L’attention se porte en fin de compte sur la scène sur laquelle évoluent de multiples personnages, des clowns, bien sûr, mais aussi, pour pimenter le tout, quelques bonnes sœurs dévoilant leurs sous-vêtements affriolants. Les costumes de Jorge Jara brouillent les repères – pas entièrement contemporains mais pas vraiment du XVIe siècle – tandis que les masques (des têtes de porc notamment) évoquent le carnaval de Venise. La mise en scène comporte suffisamment de ressort pour préserver l’intérêt sans que cela suffise à la distinguer de l’ordinaire. Le spectacle n’évite pas les tics propres à la scène lyrique actuelle : combien de fois par an le spectateur assidu assiste-t-il à des scènes d’ivresse, dans lesquelles les ivrognes titubent une bouteille à la main, ou à des orgies ? Décidément, la nudité féminine revient tel un leitmotiv cette saison à la Monnaie mais, malgré ces poncifs, il convient de saluer la cohérence du concept.

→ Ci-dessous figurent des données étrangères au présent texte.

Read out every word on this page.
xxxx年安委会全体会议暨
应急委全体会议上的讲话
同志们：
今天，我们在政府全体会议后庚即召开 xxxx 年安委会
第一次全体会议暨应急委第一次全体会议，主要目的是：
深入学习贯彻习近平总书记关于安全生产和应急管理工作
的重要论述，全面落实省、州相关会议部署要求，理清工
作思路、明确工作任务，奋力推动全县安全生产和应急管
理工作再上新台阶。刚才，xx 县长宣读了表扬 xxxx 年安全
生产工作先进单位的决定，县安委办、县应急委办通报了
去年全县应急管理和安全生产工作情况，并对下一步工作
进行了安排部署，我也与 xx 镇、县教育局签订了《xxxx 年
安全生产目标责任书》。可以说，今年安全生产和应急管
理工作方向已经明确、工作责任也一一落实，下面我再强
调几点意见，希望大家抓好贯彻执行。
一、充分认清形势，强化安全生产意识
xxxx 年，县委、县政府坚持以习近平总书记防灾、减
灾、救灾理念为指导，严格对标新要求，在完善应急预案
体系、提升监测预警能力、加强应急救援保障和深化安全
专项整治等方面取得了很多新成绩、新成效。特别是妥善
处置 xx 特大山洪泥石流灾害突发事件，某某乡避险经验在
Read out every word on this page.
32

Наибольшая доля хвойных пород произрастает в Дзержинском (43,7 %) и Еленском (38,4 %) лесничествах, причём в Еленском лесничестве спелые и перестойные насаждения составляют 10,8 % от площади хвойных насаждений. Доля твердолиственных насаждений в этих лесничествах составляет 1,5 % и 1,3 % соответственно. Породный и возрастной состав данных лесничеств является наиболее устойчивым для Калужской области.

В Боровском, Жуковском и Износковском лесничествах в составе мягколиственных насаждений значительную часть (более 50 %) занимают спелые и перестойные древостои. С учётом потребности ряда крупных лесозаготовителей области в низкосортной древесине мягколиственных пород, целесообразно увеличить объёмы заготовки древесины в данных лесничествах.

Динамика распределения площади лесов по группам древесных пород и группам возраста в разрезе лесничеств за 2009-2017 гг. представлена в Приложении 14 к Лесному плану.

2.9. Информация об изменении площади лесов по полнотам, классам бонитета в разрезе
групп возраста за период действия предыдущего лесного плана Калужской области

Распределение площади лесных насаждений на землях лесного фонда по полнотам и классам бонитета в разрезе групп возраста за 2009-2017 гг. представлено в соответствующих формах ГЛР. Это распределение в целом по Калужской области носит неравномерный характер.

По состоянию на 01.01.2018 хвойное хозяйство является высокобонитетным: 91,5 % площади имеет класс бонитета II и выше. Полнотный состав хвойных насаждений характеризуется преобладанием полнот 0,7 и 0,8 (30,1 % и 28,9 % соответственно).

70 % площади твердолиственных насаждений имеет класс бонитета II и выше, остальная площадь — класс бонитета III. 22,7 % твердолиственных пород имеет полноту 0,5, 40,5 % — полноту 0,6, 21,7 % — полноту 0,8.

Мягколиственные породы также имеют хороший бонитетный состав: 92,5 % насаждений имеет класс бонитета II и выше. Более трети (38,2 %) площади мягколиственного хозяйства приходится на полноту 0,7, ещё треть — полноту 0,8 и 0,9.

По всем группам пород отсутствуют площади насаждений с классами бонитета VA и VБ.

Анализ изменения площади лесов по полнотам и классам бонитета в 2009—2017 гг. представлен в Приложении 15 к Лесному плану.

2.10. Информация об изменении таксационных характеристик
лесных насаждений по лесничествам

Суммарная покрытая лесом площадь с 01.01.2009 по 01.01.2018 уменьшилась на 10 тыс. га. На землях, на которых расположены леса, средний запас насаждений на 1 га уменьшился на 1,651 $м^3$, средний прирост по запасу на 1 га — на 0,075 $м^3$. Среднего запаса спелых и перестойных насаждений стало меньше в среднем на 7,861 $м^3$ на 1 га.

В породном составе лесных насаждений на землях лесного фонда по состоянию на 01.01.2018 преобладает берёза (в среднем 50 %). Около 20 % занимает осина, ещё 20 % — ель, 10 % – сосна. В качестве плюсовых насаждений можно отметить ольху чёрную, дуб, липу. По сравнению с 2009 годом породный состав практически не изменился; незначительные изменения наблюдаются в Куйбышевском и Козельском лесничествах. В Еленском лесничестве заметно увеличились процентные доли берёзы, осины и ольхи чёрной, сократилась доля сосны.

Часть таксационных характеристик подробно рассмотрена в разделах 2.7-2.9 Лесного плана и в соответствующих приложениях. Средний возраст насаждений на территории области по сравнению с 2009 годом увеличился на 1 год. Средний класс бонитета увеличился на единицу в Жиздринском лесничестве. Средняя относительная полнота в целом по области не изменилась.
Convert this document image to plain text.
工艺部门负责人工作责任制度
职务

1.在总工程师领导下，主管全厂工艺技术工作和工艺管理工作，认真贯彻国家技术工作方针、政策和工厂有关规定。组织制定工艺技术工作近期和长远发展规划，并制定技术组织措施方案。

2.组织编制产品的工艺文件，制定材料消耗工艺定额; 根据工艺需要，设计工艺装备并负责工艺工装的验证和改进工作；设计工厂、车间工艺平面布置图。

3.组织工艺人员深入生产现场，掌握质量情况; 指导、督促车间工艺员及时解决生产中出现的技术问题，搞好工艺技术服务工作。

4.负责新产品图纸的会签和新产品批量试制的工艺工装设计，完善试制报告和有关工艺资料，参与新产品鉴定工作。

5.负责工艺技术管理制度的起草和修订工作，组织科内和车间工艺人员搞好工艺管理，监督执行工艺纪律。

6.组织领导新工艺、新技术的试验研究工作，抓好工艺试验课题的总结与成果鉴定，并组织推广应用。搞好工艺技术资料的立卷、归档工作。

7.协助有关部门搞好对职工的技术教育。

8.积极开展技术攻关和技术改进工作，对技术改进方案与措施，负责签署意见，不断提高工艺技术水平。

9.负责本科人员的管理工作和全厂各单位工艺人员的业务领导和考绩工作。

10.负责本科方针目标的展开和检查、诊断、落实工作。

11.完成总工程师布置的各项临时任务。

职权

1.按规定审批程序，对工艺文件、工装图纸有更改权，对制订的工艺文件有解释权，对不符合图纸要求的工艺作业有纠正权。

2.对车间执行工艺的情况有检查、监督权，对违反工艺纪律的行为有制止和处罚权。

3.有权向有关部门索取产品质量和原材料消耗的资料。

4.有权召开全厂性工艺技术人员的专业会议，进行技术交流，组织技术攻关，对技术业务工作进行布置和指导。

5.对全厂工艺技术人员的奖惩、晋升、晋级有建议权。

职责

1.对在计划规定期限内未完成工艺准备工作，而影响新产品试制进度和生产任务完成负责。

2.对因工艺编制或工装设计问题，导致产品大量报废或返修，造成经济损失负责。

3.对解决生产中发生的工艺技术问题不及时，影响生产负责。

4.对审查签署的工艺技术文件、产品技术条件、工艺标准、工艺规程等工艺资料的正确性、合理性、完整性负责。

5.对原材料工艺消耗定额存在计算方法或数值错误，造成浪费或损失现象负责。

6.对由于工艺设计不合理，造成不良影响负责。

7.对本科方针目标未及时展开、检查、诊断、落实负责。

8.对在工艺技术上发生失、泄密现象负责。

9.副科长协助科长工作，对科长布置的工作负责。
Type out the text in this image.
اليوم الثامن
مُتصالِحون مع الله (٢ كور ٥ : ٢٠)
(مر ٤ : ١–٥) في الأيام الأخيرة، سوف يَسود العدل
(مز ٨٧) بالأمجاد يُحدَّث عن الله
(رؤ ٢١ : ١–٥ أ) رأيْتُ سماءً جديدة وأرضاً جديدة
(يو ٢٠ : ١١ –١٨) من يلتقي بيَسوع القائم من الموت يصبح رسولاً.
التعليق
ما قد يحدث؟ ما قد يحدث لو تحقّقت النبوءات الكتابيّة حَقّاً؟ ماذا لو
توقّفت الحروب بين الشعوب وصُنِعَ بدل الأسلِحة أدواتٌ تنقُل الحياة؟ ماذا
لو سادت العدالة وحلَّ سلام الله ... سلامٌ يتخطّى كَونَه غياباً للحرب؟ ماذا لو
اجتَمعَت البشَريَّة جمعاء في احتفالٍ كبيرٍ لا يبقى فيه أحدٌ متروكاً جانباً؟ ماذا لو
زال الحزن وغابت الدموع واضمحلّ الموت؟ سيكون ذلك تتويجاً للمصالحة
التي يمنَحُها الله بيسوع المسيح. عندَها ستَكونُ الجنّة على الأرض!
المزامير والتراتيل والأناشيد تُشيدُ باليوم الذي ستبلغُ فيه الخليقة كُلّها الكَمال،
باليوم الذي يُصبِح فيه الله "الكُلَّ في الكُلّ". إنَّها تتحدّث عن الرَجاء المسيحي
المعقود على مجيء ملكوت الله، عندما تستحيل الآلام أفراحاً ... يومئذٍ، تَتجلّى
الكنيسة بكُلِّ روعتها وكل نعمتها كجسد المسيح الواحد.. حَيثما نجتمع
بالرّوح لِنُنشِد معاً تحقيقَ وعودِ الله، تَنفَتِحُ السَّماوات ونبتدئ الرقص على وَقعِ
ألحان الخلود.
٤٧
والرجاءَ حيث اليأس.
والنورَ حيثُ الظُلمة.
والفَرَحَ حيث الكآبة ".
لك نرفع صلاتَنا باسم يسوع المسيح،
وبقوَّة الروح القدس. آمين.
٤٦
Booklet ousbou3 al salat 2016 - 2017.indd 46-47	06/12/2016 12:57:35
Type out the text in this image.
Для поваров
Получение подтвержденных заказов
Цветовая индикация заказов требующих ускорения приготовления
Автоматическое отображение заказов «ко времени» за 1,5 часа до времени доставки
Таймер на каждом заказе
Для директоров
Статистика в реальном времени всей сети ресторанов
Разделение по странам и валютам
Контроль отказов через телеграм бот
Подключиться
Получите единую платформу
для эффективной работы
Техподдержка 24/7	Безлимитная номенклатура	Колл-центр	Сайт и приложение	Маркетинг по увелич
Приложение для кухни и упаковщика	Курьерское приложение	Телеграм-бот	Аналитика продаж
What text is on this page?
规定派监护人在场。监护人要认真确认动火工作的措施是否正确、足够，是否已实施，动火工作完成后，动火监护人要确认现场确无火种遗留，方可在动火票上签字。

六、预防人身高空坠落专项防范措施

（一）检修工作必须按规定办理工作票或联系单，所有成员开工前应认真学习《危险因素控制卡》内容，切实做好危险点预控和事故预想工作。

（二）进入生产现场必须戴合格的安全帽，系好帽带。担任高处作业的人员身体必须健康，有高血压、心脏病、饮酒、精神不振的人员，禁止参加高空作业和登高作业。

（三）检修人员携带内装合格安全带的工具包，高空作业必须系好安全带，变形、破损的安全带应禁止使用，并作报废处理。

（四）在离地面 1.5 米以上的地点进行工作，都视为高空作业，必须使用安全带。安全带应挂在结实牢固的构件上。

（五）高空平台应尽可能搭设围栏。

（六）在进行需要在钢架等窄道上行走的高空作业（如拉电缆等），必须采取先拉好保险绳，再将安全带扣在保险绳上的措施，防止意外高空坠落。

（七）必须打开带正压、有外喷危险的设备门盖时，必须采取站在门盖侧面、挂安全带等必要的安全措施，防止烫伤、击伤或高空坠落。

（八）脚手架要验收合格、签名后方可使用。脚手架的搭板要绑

(© Clärchen et Matthias Baus)


Les voix conviennent et, pour certaines, séduisent. Elena Mosuc compose une Lucrezia plus complexe qu’il y paraît, avec des fêlures et de la sensibilité. Son interprétation possède les mêmes vertus que celles relevées pour sa Lucia jadis : ligne impeccable, aigus filés, style idoine. La soprano roumaine privilégie l’expressivité et la théâtralité aux exploits vocaux, une vertu maîtresse dans ce genre d’ouvrage qui sombre rapidement dans la trivialité si une distribution malfaisante se l’approprie. Annoncé souffrant, Charles Castronovo tente ce qu’il peut en Gennaro. Les applaudissements réconfortants saluent une prestation des plus acceptables même si le ténor américain dispense sûrement un chant plus orné et puissant en d’autres circonstances. En revanche, Silvia Tro Santafé, dans le rôle travesti d’Orsini, se montre dans une forme étincelante : la mezzo espagnole dispense un chant agile qui repose sur un timbre savoureux. La voix pauvre en couleurs et l’incarnation imposante mais monolithique de Paul Gay, distribué en Don Alfonso, convainquent dans une moindre mesure. Une solide brochette de chanteurs se charge des personnages secondaires, tandis que les Chœurs de la Monnaie, scrupuleusement préparés par Martino Faggiani, répondent aux attentes.


Relégué en fond de scène, l’orchestre, de dimension modeste, s’accommode de conditions moins favorables mais la finition et la sonorité paraissent satisfaisantes. Julian Reynolds, qui dirige sans apercevoir les chanteurs (qui le suivent au moyen d’écrans de télévision), obtient suffisamment de précision, de raffinement et d’intensité mais le résultat paraît plus contrôlé qu’explosif. Le chef, qui dirige régulièrement les opéras italiens du début du XIXe dans la capitale, comprend la nécessité de ne pas cantonner sa fonction à celle de simple accompagnateur – encore une fois, ce répertoire mérite un orchestre et un chef de premier plan. Si elle décide de recourir à la même équipe pour un autre Donizetti ici-même, la Monnaie ferait bien de songer à Anna Bolena ou, mieux, à Marie Stuarda qui, sauf erreur, ne figure pas encore à son répertoire.